知念実希人さんも、そんな❝才能溢れる❞医師作家の一人だ。医師であるアドバンテージを存分に生かし、病院を舞台としたミステリーを多数執筆している。
本書も、純正会医科大学病院付属の病院で医師として働く冴木裕也が、大学病院内で起こった不可解な死の原因を探っていく「医療ミステリー」だ。
父・真也を自らが執刀した手術で死なせてしまった裕也は、手術中に起こったおかしな点に気づき、教授選の候補だった父親を何者かが殺そうとしたのではないかと疑う。

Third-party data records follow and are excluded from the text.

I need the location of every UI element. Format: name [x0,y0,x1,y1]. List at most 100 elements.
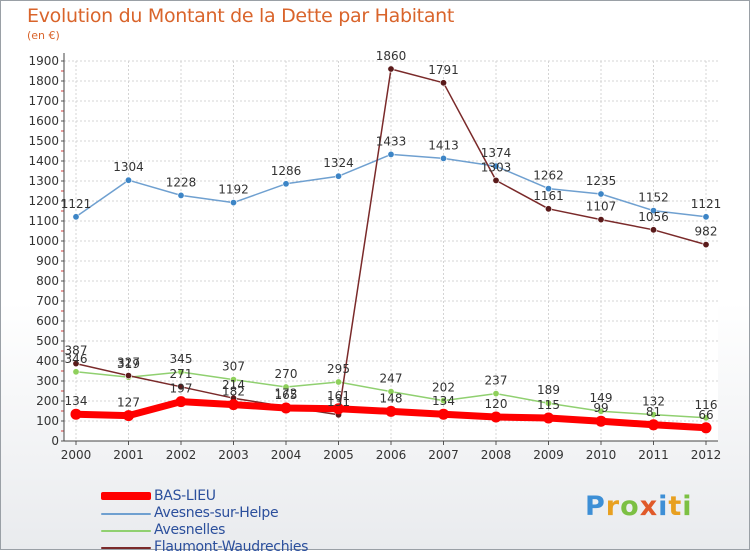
data-point [125,372,133,380]
data-label: 134 [65,394,88,408]
logo-letter: x [639,491,659,522]
y-tick-label: 1600 [28,114,59,128]
logo-letter: o [620,491,640,522]
data-point [544,185,552,193]
data-label: 1192 [218,183,249,197]
data-label: 115 [537,398,560,412]
data-label: 134 [432,394,455,408]
data-label: 1433 [376,134,407,148]
data-point [177,191,185,199]
data-point [544,399,552,407]
data-label: 295 [327,362,350,376]
y-tick-label: 1500 [28,134,59,148]
data-point [230,376,238,384]
y-tick-label: 1900 [28,54,59,68]
data-label: 148 [380,391,403,405]
data-label: 1860 [376,49,407,63]
logo-letter: i [682,491,693,522]
data-label: 237 [485,374,508,388]
data-label: 1161 [533,189,564,203]
legend-swatch-bas-lieu [101,492,151,500]
data-point [334,378,342,386]
data-point [282,383,290,391]
data-label: 149 [590,391,613,405]
x-tick-label: 2001 [113,448,144,462]
x-tick-label: 2002 [166,448,197,462]
data-label: 1235 [586,174,617,188]
legend: BAS-LIEU Avesnes-sur-Helpe Avesnelles Fl… [101,488,361,556]
data-label: 127 [117,396,140,410]
data-point [544,205,552,213]
data-point [543,412,554,424]
data-point [702,241,710,249]
logo-letter: P [585,491,606,522]
chart-unit: (en €) [27,29,60,42]
data-point [490,411,502,423]
data-label: 1304 [113,160,144,174]
data-point [387,388,395,396]
data-point [123,410,134,422]
data-label: 1107 [586,200,617,214]
x-tick-label: 2006 [376,448,407,462]
data-point [385,405,397,417]
data-label: 1262 [533,169,564,183]
x-tick-label: 2008 [481,448,512,462]
x-tick-label: 2004 [271,448,302,462]
proxiti-logo: Proxiti [585,491,693,522]
data-label: 132 [642,395,665,409]
y-tick-label: 200 [36,394,59,408]
y-tick-label: 600 [36,314,59,328]
data-label: 387 [65,344,88,358]
y-tick-label: 1100 [28,214,59,228]
y-tick-label: 1000 [28,234,59,248]
data-label: 202 [432,381,455,395]
data-point [595,415,607,427]
logo-letter: r [605,491,621,522]
data-label: 66 [698,408,713,422]
data-label: 1413 [428,138,459,152]
legend-label: Flaumont-Waudrechies [154,539,309,555]
y-tick-label: 1300 [28,174,59,188]
y-tick-label: 1200 [28,194,59,208]
data-point [597,190,605,198]
data-label: 99 [593,401,608,415]
chart-title: Evolution du Montant de la Dette par Hab… [27,5,455,27]
x-tick-label: 2010 [586,448,617,462]
data-label: 1791 [428,63,459,77]
data-label: 1152 [638,191,669,205]
data-point [387,150,395,158]
x-tick-label: 2011 [638,448,669,462]
y-tick-label: 500 [36,334,59,348]
data-point [72,368,80,376]
x-tick-label: 2005 [323,448,354,462]
logo-letter: t [668,491,683,522]
data-point [648,419,659,431]
data-point [597,216,605,224]
data-point [700,422,712,434]
data-label: 189 [537,383,560,397]
data-label: 81 [646,405,661,419]
legend-label: Avesnelles [154,522,226,538]
data-label: 982 [695,225,718,239]
data-point [387,65,395,73]
x-tick-label: 2007 [428,448,459,462]
data-label: 1228 [166,175,197,189]
y-tick-label: 700 [36,294,59,308]
y-tick-label: 100 [36,414,59,428]
data-label: 346 [65,352,88,366]
data-point [177,368,185,376]
data-label: 345 [170,352,193,366]
data-point [439,79,447,87]
data-label: 172 [275,387,298,401]
data-point [72,360,80,368]
legend-item-avesnelles: Avesnelles [101,522,361,539]
data-label: 1286 [271,164,302,178]
data-label: 307 [222,360,245,374]
data-label: 116 [695,398,718,412]
legend-item-bas-lieu: BAS-LIEU [101,488,361,505]
y-tick-label: 300 [36,374,59,388]
data-label: 270 [275,367,298,381]
data-point [492,390,500,398]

「教授」という権力の座を狙う候補者たちの思惑に翻弄されながらも、裕也は少しずつ深層に近づく。そして最後には「驚愕の真実」が明らかになっていく……。
用意周到に散りばめられた伏線や最後のどんでん返しなど、ミステリーとしての完成度もすばらしいが、本書の魅力は何といっても「リアル感」だろう。

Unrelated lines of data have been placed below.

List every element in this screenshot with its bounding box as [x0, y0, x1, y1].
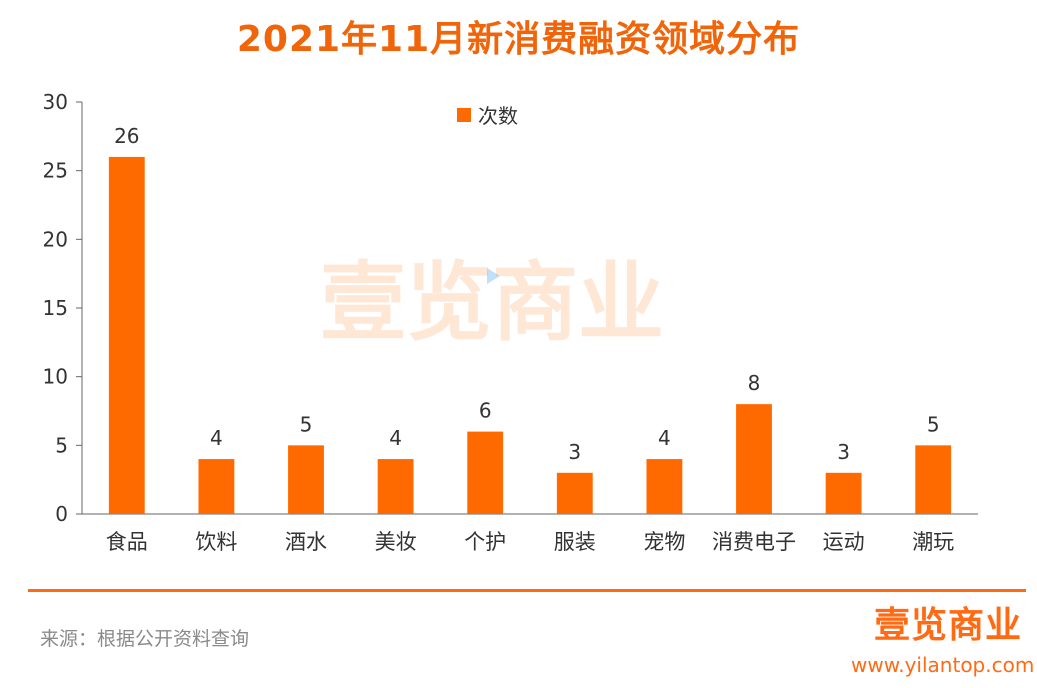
data-label: 5 — [300, 412, 313, 436]
y-tick-label: 15 — [43, 296, 68, 320]
data-label: 4 — [658, 426, 671, 450]
data-label: 26 — [114, 124, 139, 148]
source-note: 来源：根据公开资料查询 — [40, 628, 250, 650]
x-tick-label: 美妆 — [375, 530, 417, 554]
y-tick-label: 5 — [55, 433, 68, 457]
x-tick-label: 食品 — [106, 530, 148, 554]
bar — [736, 404, 772, 514]
y-tick-label: 10 — [43, 365, 68, 389]
x-tick-label: 服装 — [554, 530, 596, 554]
watermark: 壹览商业 — [320, 253, 664, 353]
x-tick-label: 个护 — [464, 530, 506, 554]
bar — [377, 459, 414, 514]
y-tick-label: 25 — [43, 159, 68, 183]
y-tick-label: 0 — [55, 502, 68, 526]
data-label: 3 — [837, 440, 850, 464]
bar — [108, 156, 145, 514]
bar — [646, 459, 683, 514]
chart-title: 2021年11月新消费融资领域分布 — [236, 19, 801, 60]
data-label: 6 — [479, 399, 492, 423]
x-tick-label: 酒水 — [285, 530, 327, 554]
footer-divider — [28, 589, 1026, 592]
x-tick-label: 宠物 — [643, 530, 685, 554]
data-label: 4 — [210, 426, 223, 450]
legend-label: 次数 — [478, 104, 518, 128]
data-label: 8 — [748, 371, 761, 395]
x-tick-label: 运动 — [823, 530, 865, 554]
data-label: 4 — [389, 426, 402, 450]
bar — [915, 445, 952, 514]
bar — [288, 445, 324, 514]
brand-logo: 壹览商业 — [874, 605, 1023, 646]
bar — [825, 472, 862, 514]
x-tick-label: 饮料 — [195, 530, 237, 554]
data-label: 3 — [568, 440, 581, 464]
y-tick-label: 30 — [43, 90, 68, 114]
y-tick-label: 20 — [43, 227, 68, 251]
bar — [198, 459, 235, 514]
x-tick-label: 消费电子 — [712, 530, 796, 554]
bar — [556, 472, 593, 514]
x-tick-label: 潮玩 — [912, 530, 954, 554]
bar-chart: 壹览商业 0 5 10 15 20 25 30 26 食品 4 饮料 5 酒水 4 美妆 6 个护 3 服装 4 宠物… — [43, 90, 978, 554]
watermark-play-icon — [487, 268, 500, 284]
website-link: www.yilantop.com — [851, 653, 1035, 677]
bar — [467, 431, 504, 514]
legend-swatch — [457, 108, 471, 122]
data-label: 5 — [927, 412, 940, 436]
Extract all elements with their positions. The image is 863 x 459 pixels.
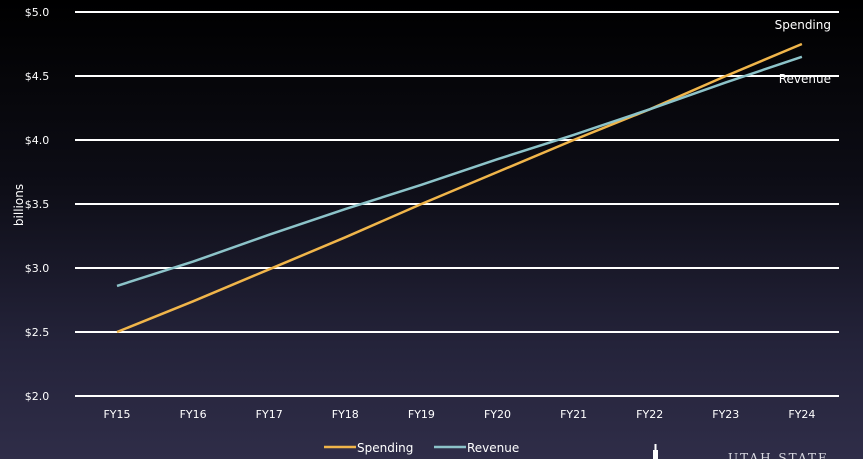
- gridlines: [75, 11, 839, 397]
- capitol-icon: [653, 444, 658, 459]
- x-tick-label: FY18: [332, 408, 359, 421]
- y-tick-label: $2.5: [25, 326, 50, 339]
- y-axis-ticks: $2.0 $2.5 $3.0 $3.5 $4.0 $4.5 $5.0: [25, 6, 50, 403]
- y-axis-label: billions: [12, 184, 26, 226]
- y-tick-label: $4.0: [25, 134, 50, 147]
- logo-text: UTAH STATE: [728, 451, 829, 459]
- y-tick-label: $3.0: [25, 262, 50, 275]
- x-tick-label: FY24: [788, 408, 815, 421]
- x-tick-label: FY17: [256, 408, 283, 421]
- x-tick-label: FY23: [712, 408, 739, 421]
- series-end-label: Revenue: [779, 72, 831, 86]
- x-tick-label: FY15: [103, 408, 130, 421]
- x-tick-label: FY21: [560, 408, 587, 421]
- series-end-label: Spending: [775, 18, 831, 32]
- x-axis-ticks: FY15 FY16 FY17 FY18 FY19 FY20 FY21 FY22 FY23 FY24: [103, 408, 815, 421]
- x-tick-label: FY20: [484, 408, 511, 421]
- legend-label: Spending: [357, 441, 413, 455]
- series-line-spending: [116, 42, 803, 334]
- x-tick-label: FY22: [636, 408, 663, 421]
- y-tick-label: $4.5: [25, 70, 50, 83]
- y-tick-label: $2.0: [25, 390, 50, 403]
- series-end-labels: Spending Revenue: [775, 18, 831, 86]
- y-tick-label: $5.0: [25, 6, 50, 19]
- legend: Spending Revenue: [324, 441, 519, 455]
- legend-label: Revenue: [467, 441, 519, 455]
- series-line-revenue: [116, 55, 803, 288]
- x-tick-label: FY19: [408, 408, 435, 421]
- logo: UTAH STATE: [653, 444, 829, 459]
- series-lines: [116, 42, 803, 334]
- y-tick-label: $3.5: [25, 198, 50, 211]
- x-tick-label: FY16: [180, 408, 207, 421]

手術中の様子や、事件が起こったときの主人公の対応など、目の前にありありと光景が浮かんでくるような描写が続く。病院内のこの緊迫感は現役医師ならではのものだ。
ミステリーにおいてはクライマックスが一番重要で、そこを盛り上げるために物語が構成されるという考え方もある。しかし、本書は、病院内での「リアルな描写」など、結末に至るまでの過程だけでも、楽しめる要素が盛り込まれている。
ミステリーとしても、医療の小説としても完成度が高い、著者の真骨頂が発揮された作品だった。